Abstract
We demonstrate country-wide exposures to aerosolized spores of a human fungal pathogen, Aspergillus fumigatus, that has acquired resistance to first line azole clinical antifungal drugs. Assisted by a network of citizen scientists across the United Kingdom, we show that 1 in 20 viable aerosolized spores of this mold are resistant to the agricultural fungicide tebuconazole and 1 in 140 spores are resistant to the four most used azoles for treating clinical aspergillosis infections. Season and proximity to industrial composters were associated with growth of A. fumigatus from air samples, but not with the presence of azole resistance, and hotspots were not stable between sampling periods suggesting a high degree of atmospheric mixing. Genomic analysis shows no distinction between those resistant genotypes found in the environment and in patients, indicating that ~40% (58/150 sequenced genomes) of azole-resistant A. fumigatus infections are acquired from environmental exposures. Due to the ubiquity of this measured exposure, it is crucial that we determine source(s) of azole-resistant A. fumigatus, who is at greatest risk of exposure and how to mitigate these exposures, in order to minimize treatment failure in patients with aspergillosis.

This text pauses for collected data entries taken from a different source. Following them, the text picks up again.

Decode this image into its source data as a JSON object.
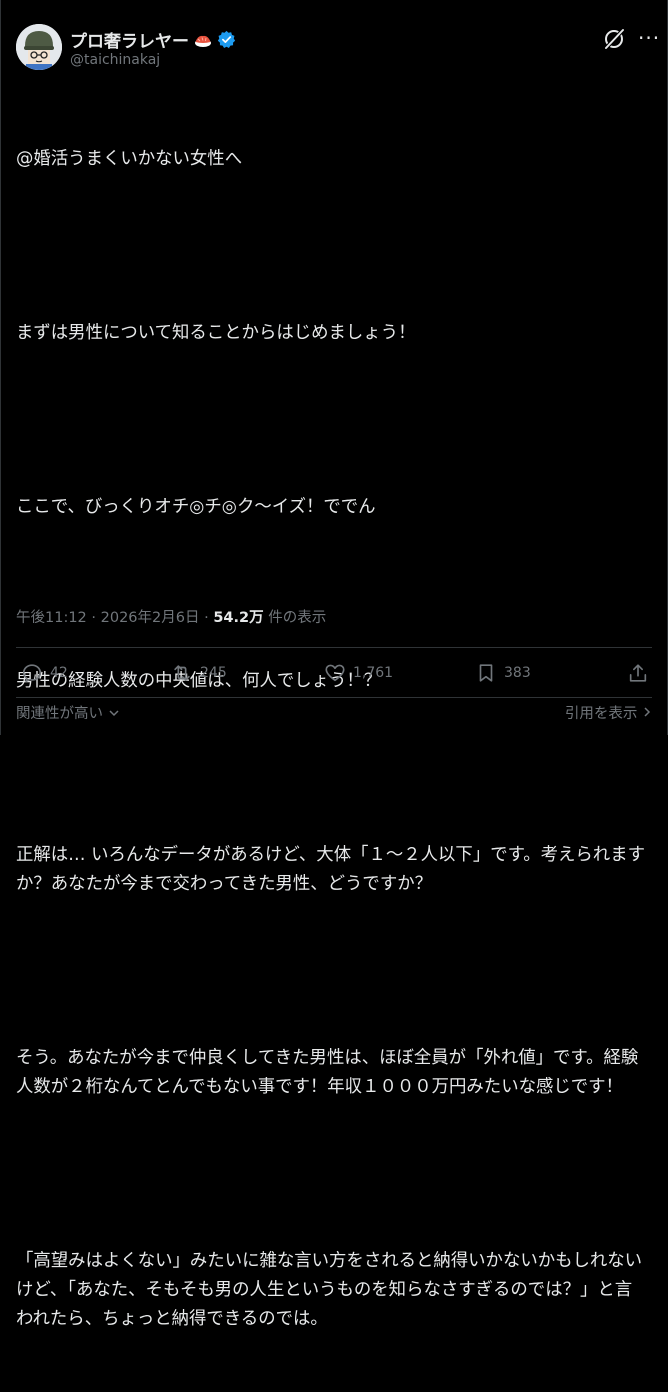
{
  "author": {
    "display_name": "プロ奢ラレヤー",
    "handle": "@taichinakaj",
    "avatar_icon": "avatar-helmet-character",
    "badge_icon": "verified-badge-icon",
    "emoji_icon": "sushi-emoji-icon"
  },
  "post": {
    "paragraphs": [
      "@婚活うまくいかない女性へ",
      "まずは男性について知ることからはじめましょう！",
      "ここで、びっくりオチ◎チ◎ク〜イズ！ででん",
      "男性の経験人数の中央値は、何人でしょう！？",
      "正解は… いろんなデータがあるけど、大体「１〜２人以下」です。考えられますか？あなたが今まで交わってきた男性、どうですか？",
      "そう。あなたが今まで仲良くしてきた男性は、ほぼ全員が「外れ値」です。経験人数が２桁なんてとんでもない事です！年収１０００万円みたいな感じです！",
      "「高望みはよくない」みたいに雑な言い方をされると納得いかないかもしれないけど、「あなた、そもそも男の人生というものを知らなさすぎるのでは？」と言われたら、ちょっと納得できるのでは。"
    ]
  },
  "meta": {
    "time": "午後11:12",
    "separator": "·",
    "date": "2026年2月6日",
    "views": "54.2万",
    "views_label": "件の表示"
  },
  "actions": {
    "replies": "42",
    "reposts": "245",
    "likes": "1,761",
    "bookmarks": "383"
  },
  "footer": {
    "sort_label": "関連性が高い",
    "quotes_label": "引用を表示"
  },
  "colors": {
    "background": "#000000",
    "text": "#e7e9ea",
    "muted": "#71767b",
    "border": "#2f3336",
    "verified": "#1d9bf0"
  }
}
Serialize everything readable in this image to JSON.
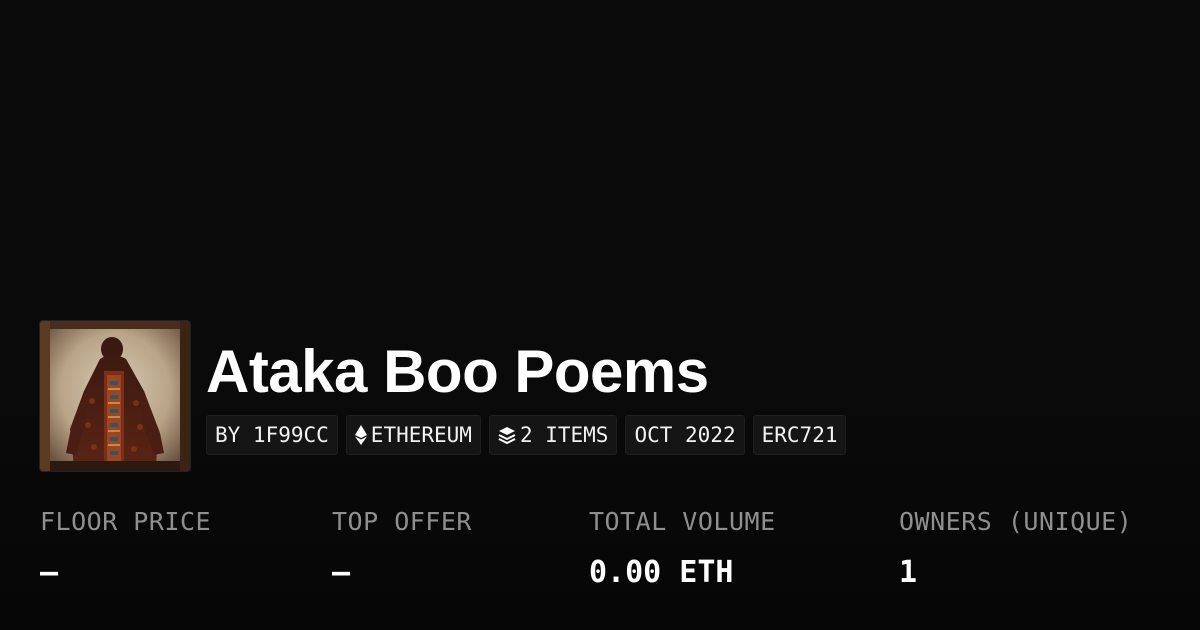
{
  "collection": {
    "name": "Ataka Boo Poems",
    "tags": [
      {
        "icon": "",
        "label": "BY 1F99CC"
      },
      {
        "icon": "ethereum-icon",
        "label": "ETHEREUM"
      },
      {
        "icon": "layers-icon",
        "label": "2 ITEMS"
      },
      {
        "icon": "",
        "label": "OCT 2022"
      },
      {
        "icon": "",
        "label": "ERC721"
      }
    ]
  },
  "stats": [
    {
      "label": "FLOOR PRICE",
      "value": "–"
    },
    {
      "label": "TOP OFFER",
      "value": "–"
    },
    {
      "label": "TOTAL VOLUME",
      "value": "0.00 ETH"
    },
    {
      "label": "OWNERS (UNIQUE)",
      "value": "1"
    }
  ],
  "colors": {
    "background": "#0a0a0a",
    "tag_background": "#151515",
    "label_gray": "#8f8f8f",
    "text": "#ffffff"
  }
}
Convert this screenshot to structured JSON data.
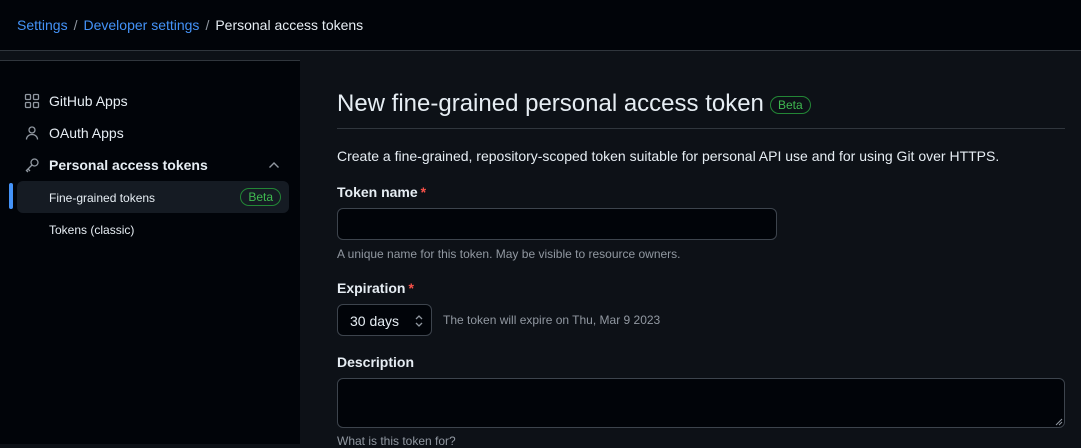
{
  "breadcrumb": {
    "settings": "Settings",
    "separator": "/",
    "developer_settings": "Developer settings",
    "current": "Personal access tokens"
  },
  "sidebar": {
    "items": [
      {
        "label": "GitHub Apps",
        "icon": "apps-grid-icon"
      },
      {
        "label": "OAuth Apps",
        "icon": "person-icon"
      },
      {
        "label": "Personal access tokens",
        "icon": "key-icon",
        "expanded": true
      }
    ],
    "subitems": [
      {
        "label": "Fine-grained tokens",
        "badge": "Beta",
        "active": true
      },
      {
        "label": "Tokens (classic)"
      }
    ]
  },
  "main": {
    "title": "New fine-grained personal access token",
    "title_badge": "Beta",
    "description": "Create a fine-grained, repository-scoped token suitable for personal API use and for using Git over HTTPS.",
    "token_name": {
      "label": "Token name",
      "required_mark": "*",
      "value": "",
      "hint": "A unique name for this token. May be visible to resource owners."
    },
    "expiration": {
      "label": "Expiration",
      "required_mark": "*",
      "selected": "30 days",
      "note": "The token will expire on Thu, Mar 9 2023"
    },
    "description_field": {
      "label": "Description",
      "value": "",
      "hint": "What is this token for?"
    }
  },
  "colors": {
    "background": "#0d1117",
    "sidebar_bg": "#010409",
    "link": "#4493f8",
    "badge_green": "#3fb950",
    "required_red": "#f85149",
    "muted_text": "#9198a1",
    "border": "#30363d"
  }
}
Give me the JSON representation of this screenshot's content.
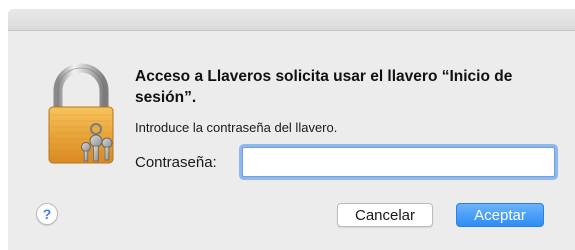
{
  "dialog": {
    "title": "Acceso a Llaveros solicita usar el llavero “Inicio de sesión”.",
    "message": "Introduce la contraseña del llavero.",
    "password_label": "Contraseña:",
    "password_value": "",
    "password_placeholder": ""
  },
  "buttons": {
    "help_label": "?",
    "cancel_label": "Cancelar",
    "accept_label": "Aceptar"
  },
  "icons": {
    "main": "lock-with-keys-icon",
    "help": "help-icon"
  },
  "colors": {
    "accent": "#2d8cf4",
    "focus_ring": "#8fb8ef",
    "dialog_background": "#ececec"
  }
}
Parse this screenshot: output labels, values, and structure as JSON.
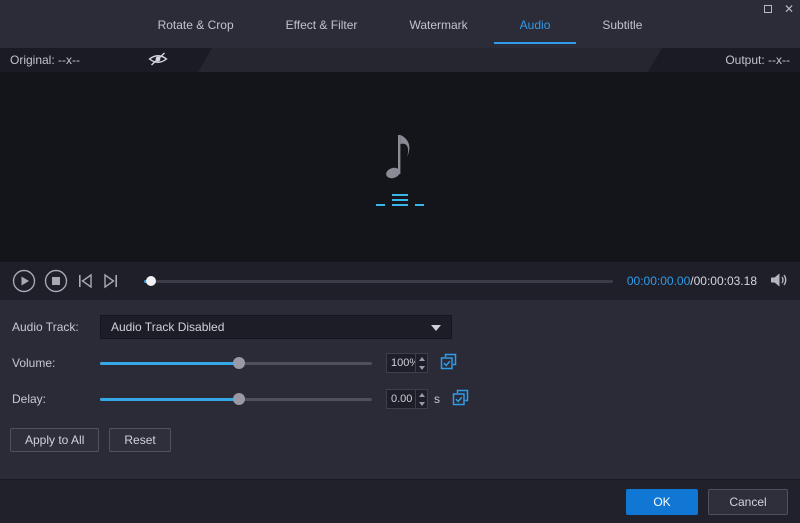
{
  "window": {
    "close_glyph": "✕"
  },
  "tabs": [
    {
      "label": "Rotate & Crop",
      "active": false
    },
    {
      "label": "Effect & Filter",
      "active": false
    },
    {
      "label": "Watermark",
      "active": false
    },
    {
      "label": "Audio",
      "active": true
    },
    {
      "label": "Subtitle",
      "active": false
    }
  ],
  "preview_header": {
    "original": "Original: --x--",
    "output": "Output: --x--"
  },
  "player": {
    "current_time": "00:00:00.00",
    "duration": "/00:00:03.18",
    "progress_pct": "1.5%"
  },
  "audio_track": {
    "label": "Audio Track:",
    "selected": "Audio Track Disabled"
  },
  "volume": {
    "label": "Volume:",
    "value": "100%",
    "slider_pct": "51%"
  },
  "delay": {
    "label": "Delay:",
    "value": "0.00",
    "unit": "s",
    "slider_pct": "51%"
  },
  "actions": {
    "apply_all": "Apply to All",
    "reset": "Reset"
  },
  "footer": {
    "ok": "OK",
    "cancel": "Cancel"
  },
  "colors": {
    "accent": "#2e9ce8",
    "slider_fill": "#37a8e6",
    "ok_button": "#1177d4",
    "eq_cyan": "#3ab6ea"
  }
}
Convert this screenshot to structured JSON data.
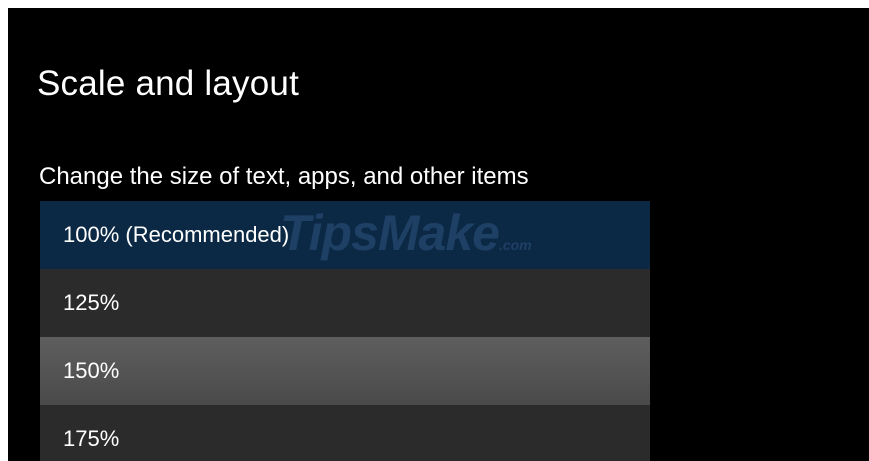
{
  "section": {
    "title": "Scale and layout"
  },
  "scale_setting": {
    "label": "Change the size of text, apps, and other items",
    "options": [
      {
        "label": "100% (Recommended)"
      },
      {
        "label": "125%"
      },
      {
        "label": "150%"
      },
      {
        "label": "175%"
      }
    ],
    "selected": "100% (Recommended)"
  },
  "watermark": {
    "text": "TipsMake",
    "tld": ".com"
  },
  "colors": {
    "background": "#000000",
    "text": "#ffffff",
    "selected_option": "#0b2845",
    "option": "#2b2b2b",
    "hovered_option": "#555555"
  }
}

One sentence summary UK-wide citizen science surveillance finds a ubiquitous exposure to aerosolized spores of a human fungal pathogen that have evolved in the environment cross-resistance to essential clinical antifungal drugs
Competing Interest Statement
The authors have declared no competing interest.
Footnotes
In the last line of Methods section "Identification of A. fumigatus cyp51A gene azole-resistance alleles" one of the sequencing primers has been replaced with its reverse compliment, such that one primer sequences forward and the other primer sequences in reverse to capture the entire cyp51a coding region.